Fique claro: Pode-se conceber que um sacerdote, mesmo excluído da Comunhão da Igreja, ainda possa consagrar validamente. Mas a Consagração feita por um padre excomungado é ilícita e, mais do que isso, aqueles que se encontram separados da Igreja não podem legitimamente oferecer o Sacramento, cometendo por isto um grave pecado e pondo em risco a Fé dos fiéis pela sua conduta. Portanto, fora da Igreja não pode haver Sacrifício espiritual santo e verdadeiro, ainda que pudesse sê-lo, no dizer de Santo Tomás, “pela verdade do sacramento. (…) Assim como também o pecador recebe o corpo de Cristo sacramentalmente, mas não espiritualmente” (Summa Teol., III pars. Q. 82, Art. 7.). Ao contrário, sabemos por São Paulo Apóstolo que aquele que recebe indignamente o Corpo de Cristo, o recebe não para o seu bem, mas para a sua condenação (cf. 1Cor 11,27ss). Porém…

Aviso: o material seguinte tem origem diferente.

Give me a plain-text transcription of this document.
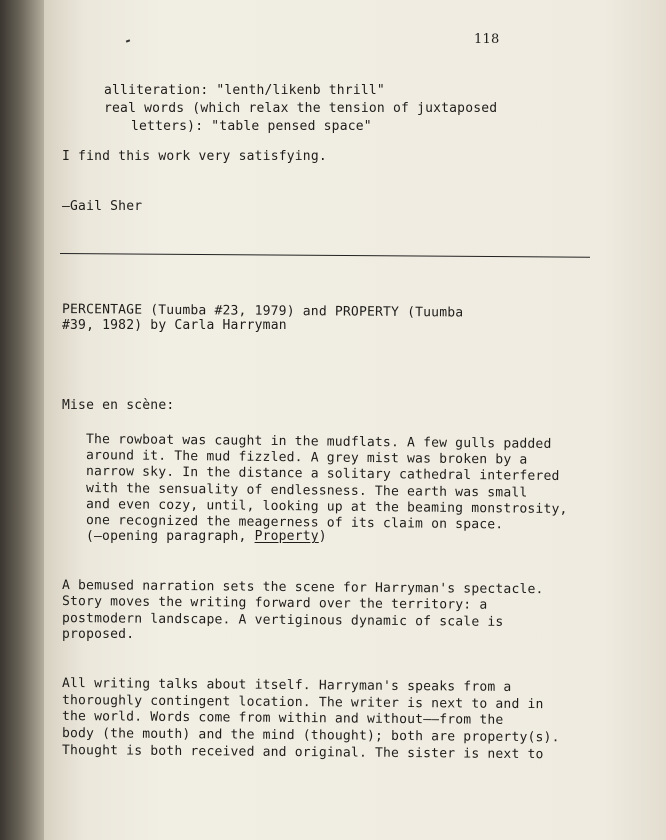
118
alliteration: "lenth/likenb thrill"
real words (which relax the tension of juxtaposed
letters): "table pensed space"
I find this work very satisfying.
—Gail Sher
PERCENTAGE (Tuumba #23, 1979) and PROPERTY (Tuumba
#39, 1982) by Carla Harryman
Mise en scène:
The rowboat was caught in the mudflats. A few gulls padded
around it. The mud fizzled. A grey mist was broken by a
narrow sky. In the distance a solitary cathedral interfered
with the sensuality of endlessness. The earth was small
and even cozy, until, looking up at the beaming monstrosity,
one recognized the meagerness of its claim on space.
(—opening paragraph, Property)
A bemused narration sets the scene for Harryman's spectacle.
Story moves the writing forward over the territory: a
postmodern landscape. A vertiginous dynamic of scale is
proposed.
All writing talks about itself. Harryman's speaks from a
thoroughly contingent location. The writer is next to and in
the world. Words come from within and without——from the
body (the mouth) and the mind (thought); both are property(s).
Thought is both received and original. The sister is next to
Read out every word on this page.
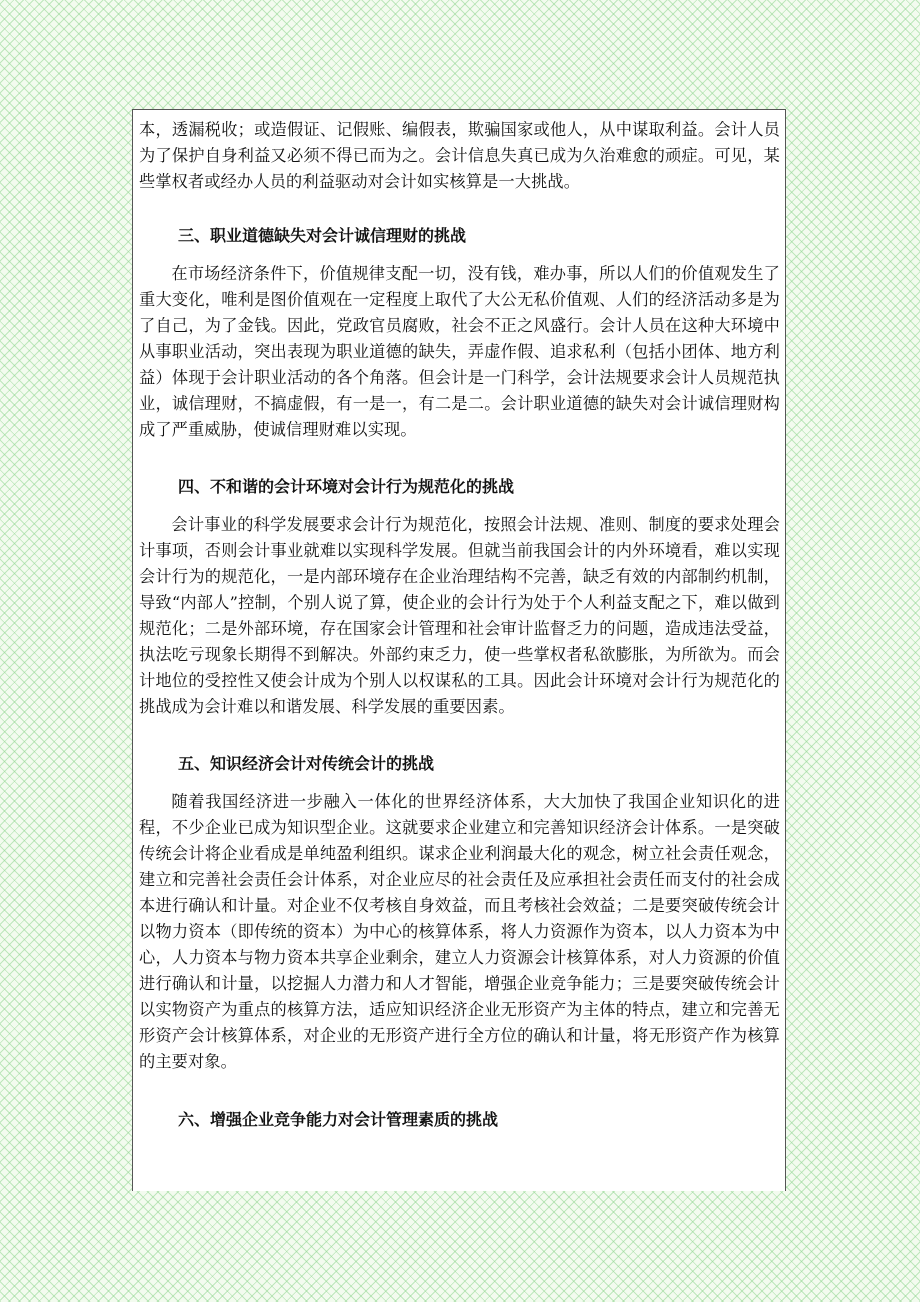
本，透漏税收；或造假证、记假账、编假表，欺骗国家或他人，从中谋取利益。会计人员为了保护自身利益又必须不得已而为之。会计信息失真已成为久治难愈的顽症。可见，某些掌权者或经办人员的利益驱动对会计如实核算是一大挑战。

三、职业道德缺失对会计诚信理财的挑战

在市场经济条件下，价值规律支配一切，没有钱，难办事，所以人们的价值观发生了重大变化，唯利是图价值观在一定程度上取代了大公无私价值观、人们的经济活动多是为了自己，为了金钱。因此，党政官员腐败，社会不正之风盛行。会计人员在这种大环境中从事职业活动，突出表现为职业道德的缺失，弄虚作假、追求私利（包括小团体、地方利益）体现于会计职业活动的各个角落。但会计是一门科学，会计法规要求会计人员规范执业，诚信理财，不搞虚假，有一是一，有二是二。会计职业道德的缺失对会计诚信理财构成了严重威胁，使诚信理财难以实现。

四、不和谐的会计环境对会计行为规范化的挑战

会计事业的科学发展要求会计行为规范化，按照会计法规、准则、制度的要求处理会计事项，否则会计事业就难以实现科学发展。但就当前我国会计的内外环境看，难以实现会计行为的规范化，一是内部环境存在企业治理结构不完善，缺乏有效的内部制约机制，导致“内部人”控制，个别人说了算，使企业的会计行为处于个人利益支配之下，难以做到规范化；二是外部环境，存在国家会计管理和社会审计监督乏力的问题，造成违法受益，执法吃亏现象长期得不到解决。外部约束乏力，使一些掌权者私欲膨胀，为所欲为。而会计地位的受控性又使会计成为个别人以权谋私的工具。因此会计环境对会计行为规范化的挑战成为会计难以和谐发展、科学发展的重要因素。

五、知识经济会计对传统会计的挑战

随着我国经济进一步融入一体化的世界经济体系，大大加快了我国企业知识化的进程，不少企业已成为知识型企业。这就要求企业建立和完善知识经济会计体系。一是突破传统会计将企业看成是单纯盈利组织。谋求企业利润最大化的观念，树立社会责任观念，建立和完善社会责任会计体系，对企业应尽的社会责任及应承担社会责任而支付的社会成本进行确认和计量。对企业不仅考核自身效益，而且考核社会效益；二是要突破传统会计以物力资本（即传统的资本）为中心的核算体系，将人力资源作为资本，以人力资本为中心，人力资本与物力资本共享企业剩余，建立人力资源会计核算体系，对人力资源的价值进行确认和计量，以挖掘人力潜力和人才智能，增强企业竞争能力；三是要突破传统会计以实物资产为重点的核算方法，适应知识经济企业无形资产为主体的特点，建立和完善无形资产会计核算体系，对企业的无形资产进行全方位的确认和计量，将无形资产作为核算的主要对象。

六、增强企业竞争能力对会计管理素质的挑战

…Retornando para trás e insistindo mais uma vez (ficamos como a andar em círculos nesta questão): se não há a fórmula prescrita e a correta intenção, as quais são condições necessárias – respondendo diretamente à pergunta feita, para a válida consagração do pão e do vinho na Eucaristia – então sem dúvida temos aquilo que denunciava São Cipriano de Cartago na citação que aqui discutimos: trata-se de um falso sacrifício feito sobre o Altar.
* * *
Em consequência, surge comumente uma pergunta que nos é feita sempre: naqueles casos realmente graves, de padres que por sua conduta e pregações heréticas parecem não dispor da necessária intenção para que possam ministrar validamente os Sacramentos em Comunhão com Cristo, ou dos “criativos” que inventam os seus próprios ritos, é possível que o fiel católico deixe de assistir Missa aos domingos e dias de preceito, sem pecar gravemente?
À essa pergunta eu deixei que alguém respondesse por mim, pelo vídeo que compartilho abaixo:
Obs. final: Quanto à segunda parte da pergunta feita, realmente não entendi a relação suposta entre o problema da validade da Missa com o da antiga heresia dos docetistas (docetismo), os quais afirmavam a não materialidade do Corpo de Nosso Senhor, crendo que Cristo não assumira verdadeiramente carne humana (negavam, pois, a Encarnação), mas viera ao mundo apenas em espírito.
[1] SANTO TOMÁS DE AQUINO, Compêndio de Teologia, cap. 224, Da santificação da Mãe de Cristo. Porto Alegre: Concreta, 2015, p. 435.